Friday, December 30, 2016

OCT - Oryx and Crake

October review for Eclectic Reader's Challenge 2016: Oryx and Crake by Margaret Atwood, 2003. [Man Booker Prize Shortlist category]


I'm not even sure how to start writing about Oryx and Crake. It is a strange book, not that I expected anything less from Margaret Atwood. The Handmaid's Tale has long held a spot atop my list of favorite feminist fiction, and I've been interested to see what else Atwood can do. Oryx and Crake has been described as post-apocalyptic, speculative fiction, adventure romance, and a number of other things, and it is the idea of "speculative fiction" that I think I got hung up on the most. Atwood has a way of resonating even today; I re-read Handmaid's Tale during the Obama-Romney election of 2012 and it was chilling in the context of the reproductive rights fight. Reading Oryx and Crake and then thinking about it in these post-election weeks (yes, super late review) was chilling in a different way. In this dystopia, science is paramount and genetic engineering rules (ruled) the world. The narrator, Snowman, is ostensibly the only human of his kind left as he relates his life and the catastrophe that brought him to this moment, living mostly in a tree and acting as a sort of half-assed prophet to the newly synthesized Children of Crake. He tells of his old friend whom he refers to as Crake, how he climbed the scientific ladder at a genetics corporation and created these new beings devoid of emotion and sexual drive. The possibility of this future is not necessarily what chills, instead it is the possibility of its decline under the next presidency. Science may not be on the top of the agenda in Trump's America and while we may avoid bringing about Oryx and Crake, we may be on the precipice of a dystopia of another kind. 

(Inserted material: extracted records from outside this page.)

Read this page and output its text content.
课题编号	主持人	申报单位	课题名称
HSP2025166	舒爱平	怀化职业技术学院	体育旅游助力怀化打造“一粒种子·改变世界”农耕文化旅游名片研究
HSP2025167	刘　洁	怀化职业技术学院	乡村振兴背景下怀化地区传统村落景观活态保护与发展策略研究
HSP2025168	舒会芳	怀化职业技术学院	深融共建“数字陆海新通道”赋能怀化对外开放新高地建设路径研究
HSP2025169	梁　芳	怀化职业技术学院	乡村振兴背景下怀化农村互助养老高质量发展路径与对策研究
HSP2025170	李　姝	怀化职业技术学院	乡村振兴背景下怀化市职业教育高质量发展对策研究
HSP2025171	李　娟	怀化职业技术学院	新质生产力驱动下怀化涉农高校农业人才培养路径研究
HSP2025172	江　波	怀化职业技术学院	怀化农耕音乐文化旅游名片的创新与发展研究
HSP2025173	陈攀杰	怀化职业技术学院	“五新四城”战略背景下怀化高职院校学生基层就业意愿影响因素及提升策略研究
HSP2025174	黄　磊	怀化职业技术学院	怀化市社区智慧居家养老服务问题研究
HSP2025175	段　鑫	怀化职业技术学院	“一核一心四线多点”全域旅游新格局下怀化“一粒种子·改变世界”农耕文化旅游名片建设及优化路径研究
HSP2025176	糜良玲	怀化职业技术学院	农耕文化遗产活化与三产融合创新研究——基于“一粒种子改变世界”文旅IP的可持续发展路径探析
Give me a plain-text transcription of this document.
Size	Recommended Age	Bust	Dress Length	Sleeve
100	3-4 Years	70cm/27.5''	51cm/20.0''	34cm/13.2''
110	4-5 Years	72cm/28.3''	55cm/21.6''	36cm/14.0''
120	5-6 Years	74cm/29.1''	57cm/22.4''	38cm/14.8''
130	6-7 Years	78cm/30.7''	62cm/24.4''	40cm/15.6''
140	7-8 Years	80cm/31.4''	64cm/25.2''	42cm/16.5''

At any rate, back to the narrative. The most controversial aspect of Snowman's tale is the genetic engineering, the idea of "playing God," and "how much is too much, how far is too far?" (p206).  The truth is that most of today's technology could fall under the scope of "playing God" in some indirect manner or another, from modern medicine to weather apps, and but the "how far is too far" is quite apropos, placing the impetus on the individual. After all, "God is a cluster of neurons, he'd maintained," Snowman says of Crake's philosophy. "The whole world is now one vast uncontrolled experiment." (p228) What is the future without innovation and drive?

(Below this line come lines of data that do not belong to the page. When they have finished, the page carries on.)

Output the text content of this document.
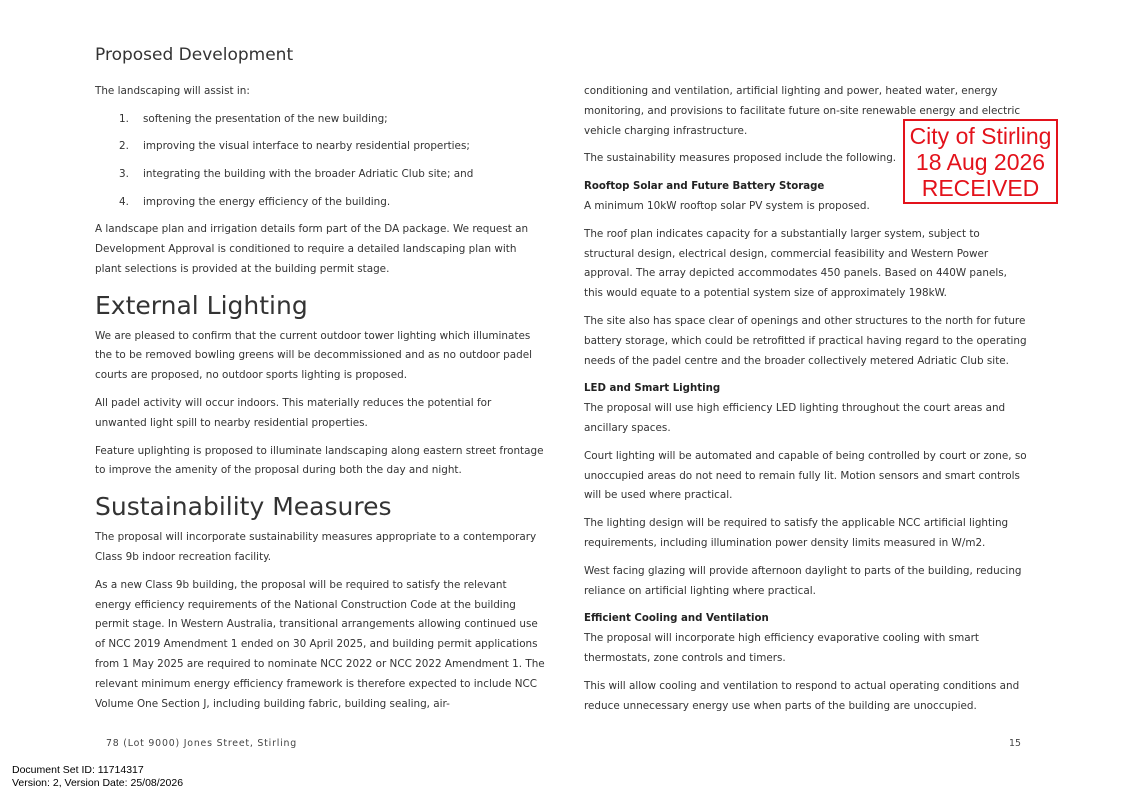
Proposed Development

The landscaping will assist in:

1.	softening the presentation of the new building;
2.	improving the visual interface to nearby residential properties;
3.	integrating the building with the broader Adriatic Club site; and
4.	improving the energy efficiency of the building.

A landscape plan and irrigation details form part of the DA package. We request an Development Approval is conditioned to require a detailed landscaping plan with plant selections is provided at the building permit stage.

External Lighting

We are pleased to confirm that the current outdoor tower lighting which illuminates the to be removed bowling greens will be decommissioned and as no outdoor padel courts are proposed, no outdoor sports lighting is proposed.

All padel activity will occur indoors. This materially reduces the potential for unwanted light spill to nearby residential properties.

Feature uplighting is proposed to illuminate landscaping along eastern street frontage to improve the amenity of the proposal during both the day and night.

Sustainability Measures

The proposal will incorporate sustainability measures appropriate to a contemporary Class 9b indoor recreation facility.

As a new Class 9b building, the proposal will be required to satisfy the relevant energy efficiency requirements of the National Construction Code at the building permit stage. In Western Australia, transitional arrangements allowing continued use of NCC 2019 Amendment 1 ended on 30 April 2025, and building permit applications from 1 May 2025 are required to nominate NCC 2022 or NCC 2022 Amendment 1. The relevant minimum energy efficiency framework is therefore expected to include NCC Volume One Section J, including building fabric, building sealing, air-

conditioning and ventilation, artificial lighting and power, heated water, energy monitoring, and provisions to facilitate future on-site renewable energy and electric vehicle charging infrastructure.

The sustainability measures proposed include the following.

Rooftop Solar and Future Battery Storage

A minimum 10kW rooftop solar PV system is proposed.

The roof plan indicates capacity for a substantially larger system, subject to structural design, electrical design, commercial feasibility and Western Power approval. The array depicted accommodates 450 panels. Based on 440W panels, this would equate to a potential system size of approximately 198kW.

The site also has space clear of openings and other structures to the north for future battery storage, which could be retrofitted if practical having regard to the operating needs of the padel centre and the broader collectively metered Adriatic Club site.

LED and Smart Lighting

The proposal will use high efficiency LED lighting throughout the court areas and ancillary spaces.

Court lighting will be automated and capable of being controlled by court or zone, so unoccupied areas do not need to remain fully lit. Motion sensors and smart controls will be used where practical.

The lighting design will be required to satisfy the applicable NCC artificial lighting requirements, including illumination power density limits measured in W/m2.

West facing glazing will provide afternoon daylight to parts of the building, reducing reliance on artificial lighting where practical.

Efficient Cooling and Ventilation

The proposal will incorporate high efficiency evaporative cooling with smart thermostats, zone controls and timers.

This will allow cooling and ventilation to respond to actual operating conditions and reduce unnecessary energy use when parts of the building are unoccupied.

City of Stirling
18 Aug 2026
RECEIVED
78 (Lot 9000) Jones Street, Stirling	15
Document Set ID: 11714317
Version: 2, Version Date: 25/08/2026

Snowman/Jimmy often talks about his love of language, how early on he had collected old words, "He developed a strangely tender feeling towards such words, as if they were children abandoned in the woods and it was his duty to rescue them." (p195) One of my favorite parts of the book, when I felt the most aligned with the narrator, who spent a portion of his post-graduate life as a glorified copywriter for a drug company, fomenting the change in lifestyle brought about with science as paramount. It is a slight nod to the future we find Snowman in, the last of his kind, trying to remember the names of everyday objects to keep himself sane, forcing himself to "Hang on to the words... When they're gone out of his head... they'll be gone, everywhere, for ever. As if they had never existed." I am hoping to collect such words, such books, to keep them for myself and for posterity.

I am unsure how to end this post, or what it was even about in the first place, but that is pretty much how I felt when I finished Oryx and Crake, so I guess it's in keeping with the narrative.